L’édition 2017 du Salon del Mobile s’apprête à passer en revue les nouveautés de la scène design internationale. Pamono vous propose une série en cinq parties sur les voix émergentes qui devraient impacter le futur du design. Pour ce deuxième article, nous avons fait la rencontre de l’auteure, éditrice et curatrice italienne Annalisa Rosso.

L'année dernière, alors qu'elle planifiait le festival de design Operae à Turin, l'auteure et curatrice italienne Annalisa Rosso a écrit un manifeste. Voilà une pratique qui n'est plus aussi populaire que lors du siècle dernier. Mais en tant que contributrice de longue date du design contemporain, elle a reconnu que ce moment de changement dans le monde du design requérait une certaine réflexion sur le futur du design. Au moment de présenter ses directives philosophiques en 10 points, destinées aux participants de Operae et à la communauté design internationale, elle déclare : «il est certain que les designers jouent un rôle clef dans les secteurs de l'innovation, de la communication, et de la durabilité. Mais leur position dans l'éducation, l'éthique, la santé et la justice sociale doit être reconnue ».

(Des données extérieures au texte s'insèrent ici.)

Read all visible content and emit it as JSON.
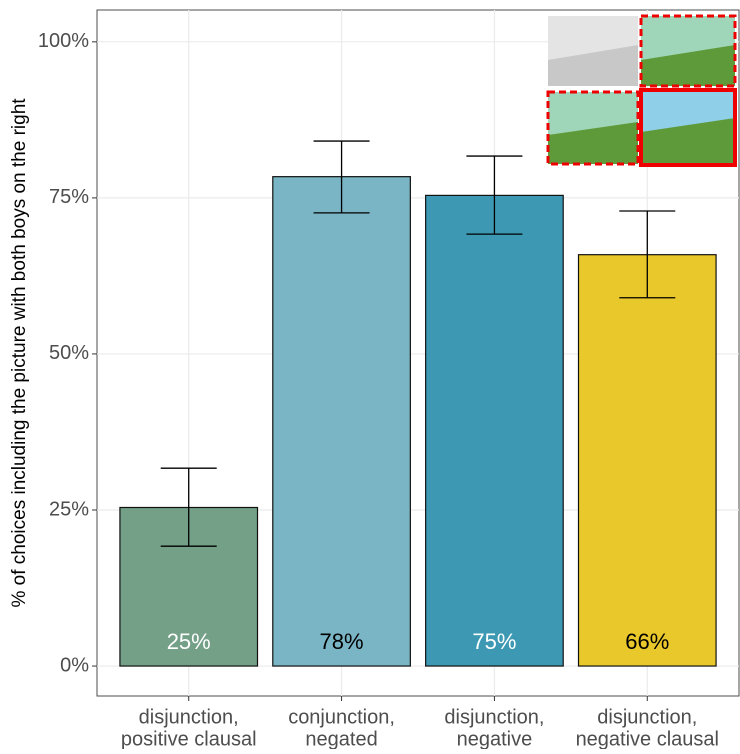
{
  "chart_data": {
    "type": "bar",
    "y_label": "% of choices including the picture with both boys on the right",
    "categories": [
      [
        "disjunction,",
        "positive clausal"
      ],
      [
        "conjunction,",
        "negated"
      ],
      [
        "disjunction,",
        "negative"
      ],
      [
        "disjunction,",
        "negative clausal"
      ]
    ],
    "values": [
      25.4,
      78.4,
      75.4,
      65.9
    ],
    "value_labels": [
      "25%",
      "78%",
      "75%",
      "66%"
    ],
    "value_label_colors": [
      "#ffffff",
      "#000000",
      "#ffffff",
      "#000000"
    ],
    "colors": [
      "#73a086",
      "#7ab5c5",
      "#3d99b3",
      "#e9c82b"
    ],
    "error_low": [
      19.2,
      72.6,
      69.2,
      59.0
    ],
    "error_high": [
      31.7,
      84.1,
      81.7,
      72.9
    ],
    "ylim": [
      -4.8,
      105.1
    ],
    "yticks": [
      {
        "value": 0,
        "label": "0%"
      },
      {
        "value": 25,
        "label": "25%"
      },
      {
        "value": 50,
        "label": "50%"
      },
      {
        "value": 75,
        "label": "75%"
      },
      {
        "value": 100,
        "label": "100%"
      }
    ],
    "grid": true
  }
}
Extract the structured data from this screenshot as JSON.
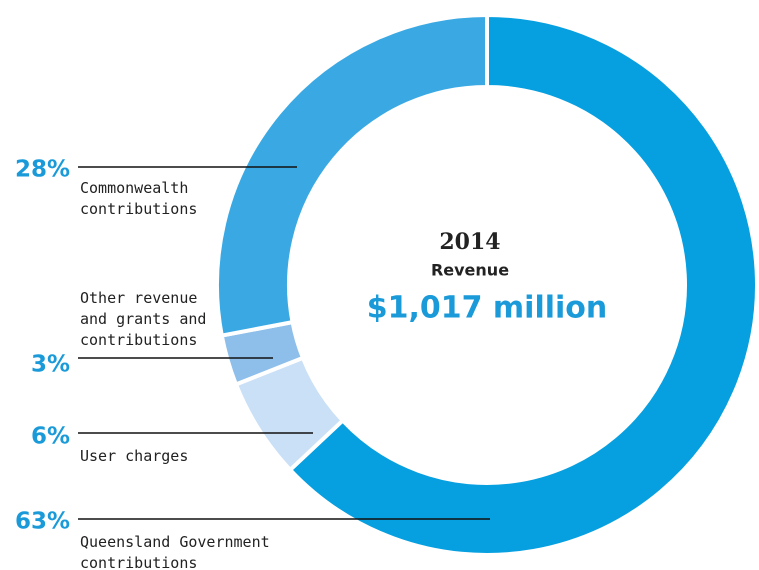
{
  "chart_data": {
    "type": "donut",
    "year": "2014",
    "subtitle": "Revenue",
    "total": "$1,017 million",
    "categories": [
      "Queensland Government contributions",
      "User charges",
      "Other revenue and grants and contributions",
      "Commonwealth contributions"
    ],
    "values": [
      63,
      6,
      3,
      28
    ],
    "value_labels": [
      "63%",
      "6%",
      "3%",
      "28%"
    ],
    "colors": [
      "#069fe0",
      "#c9e0f6",
      "#8dbfea",
      "#3aa9e3"
    ]
  }
}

Cet appel audacieux et perspicace aborde avec courage notre engagement politique en matière de design pour de nombreuses raisons. Depuis des années, les designers contemporains sont à la recherche de nouveaux modèles de business et il est clair que les habitudes du 20ème siècle ne sont plus d’actualité. Vivre de son design, cela veut dire naviguer à ses risques et périls à travers de nombreuses interrogations : production de masse contre production individuelle, détail contre vente sur internet, nouvelles technologies contre artisanat. Les individus optent pour des parcours très différents selon les opportunités qui se présentent (ou pas). Au delà du design, les crises humanitaires persistent, les tendances nationalistes et le chaos politique augmentent. En fonction de l'endroit que l’on regarde, on peut avoir le sentiment que la justice sociale et civique soit passée de mode. Les mots d'Annalisa Rosso affirment cependant le contraire : face à cet état général d'incertitude, chacun de nous doit décider s'il veut aider ou blesser. Il n'y a pas de position neutre et chacun de nous doit se tenir responsable des conséquences.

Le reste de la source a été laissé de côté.